Notwithstanding concern over the manner in which majority voting might be used by hedge funds, unions and other activists, in 2007 only one director received a majority against vote at a company with majority voting. Mae Jemison, an incumbent director at Gen-Probe, Incorporated, received a majority against vote based upon her failure to attend at least 75% of board meetings. After consulting with ISS, the board declined to accept her resignation, with the understanding that the attendance issue would be addressed. Ms. Jemison subsequently stepped down. Additionally, companies including Alaska Air Group, Inc., General Motors Corporation, Motorola, Inc. and Tandy Brands Accessories, Inc. weathered actual or threatened proxy contests in 2007 with majority voting provisions that provided for plurality voting to apply in the event of a contested election. Dissatisfied stockholders also targeted specific directors at companies with majority voting, including certain directors at CVS Caremark Corporation, International Paper Company, Verizon Communications Inc. and Yahoo! Inc. None of the targeted directors received a majority against/withhold vote. Nonetheless, the relevant directors and boards appear to have examined the voting results closely, with certain targeted directors at CVS Caremark Corporation and the CEO at Yahoo! Inc. subsequently resigning.

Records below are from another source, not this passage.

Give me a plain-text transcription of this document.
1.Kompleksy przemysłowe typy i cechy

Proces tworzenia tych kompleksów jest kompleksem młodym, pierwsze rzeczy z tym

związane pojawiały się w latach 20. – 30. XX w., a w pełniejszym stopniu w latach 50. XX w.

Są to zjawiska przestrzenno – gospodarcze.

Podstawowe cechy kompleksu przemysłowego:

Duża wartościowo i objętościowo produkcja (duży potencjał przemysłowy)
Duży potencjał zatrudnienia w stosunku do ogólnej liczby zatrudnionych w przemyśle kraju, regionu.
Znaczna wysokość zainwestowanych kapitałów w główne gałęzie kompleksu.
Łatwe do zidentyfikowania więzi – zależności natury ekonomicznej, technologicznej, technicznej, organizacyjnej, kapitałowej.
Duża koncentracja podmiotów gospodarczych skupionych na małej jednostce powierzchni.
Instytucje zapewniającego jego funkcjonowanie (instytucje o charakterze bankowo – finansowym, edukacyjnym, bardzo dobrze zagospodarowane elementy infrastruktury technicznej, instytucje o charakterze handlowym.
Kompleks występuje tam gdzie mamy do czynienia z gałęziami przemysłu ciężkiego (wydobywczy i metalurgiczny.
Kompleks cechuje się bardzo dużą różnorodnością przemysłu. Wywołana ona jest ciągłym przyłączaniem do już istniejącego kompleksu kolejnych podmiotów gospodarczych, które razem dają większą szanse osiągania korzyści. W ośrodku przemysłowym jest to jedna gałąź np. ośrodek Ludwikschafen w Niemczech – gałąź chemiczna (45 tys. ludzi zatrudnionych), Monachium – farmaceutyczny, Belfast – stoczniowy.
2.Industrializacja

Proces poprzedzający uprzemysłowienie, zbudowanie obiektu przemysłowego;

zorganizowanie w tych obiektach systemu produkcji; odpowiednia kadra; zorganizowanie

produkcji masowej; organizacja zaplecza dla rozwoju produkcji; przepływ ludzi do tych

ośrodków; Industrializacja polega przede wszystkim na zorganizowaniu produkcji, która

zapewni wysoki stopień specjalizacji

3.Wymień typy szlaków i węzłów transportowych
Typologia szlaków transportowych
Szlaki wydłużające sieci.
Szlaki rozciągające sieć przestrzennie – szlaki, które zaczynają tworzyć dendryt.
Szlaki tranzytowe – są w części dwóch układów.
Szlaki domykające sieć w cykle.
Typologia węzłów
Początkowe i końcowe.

The Activist Origins of Majority Voting

Majority voting emerged as a potential alternative for activists demanding greater director accountability following the failure of the Securities and Exchange Commission's 2003 proxy access initiative. That proposal would have provided access to management's proxy statement to large, long-term holders under specified circumstances. Activists turned to state law and began a campaign to change the director election standard from a plurality, under which being slated as a director nominee guarantees election if the election is not contested, to a majority vote. Ironically, the push for proxy access is continuing as the 2008 proxy season approaches, and the two movements are not mutually exclusive.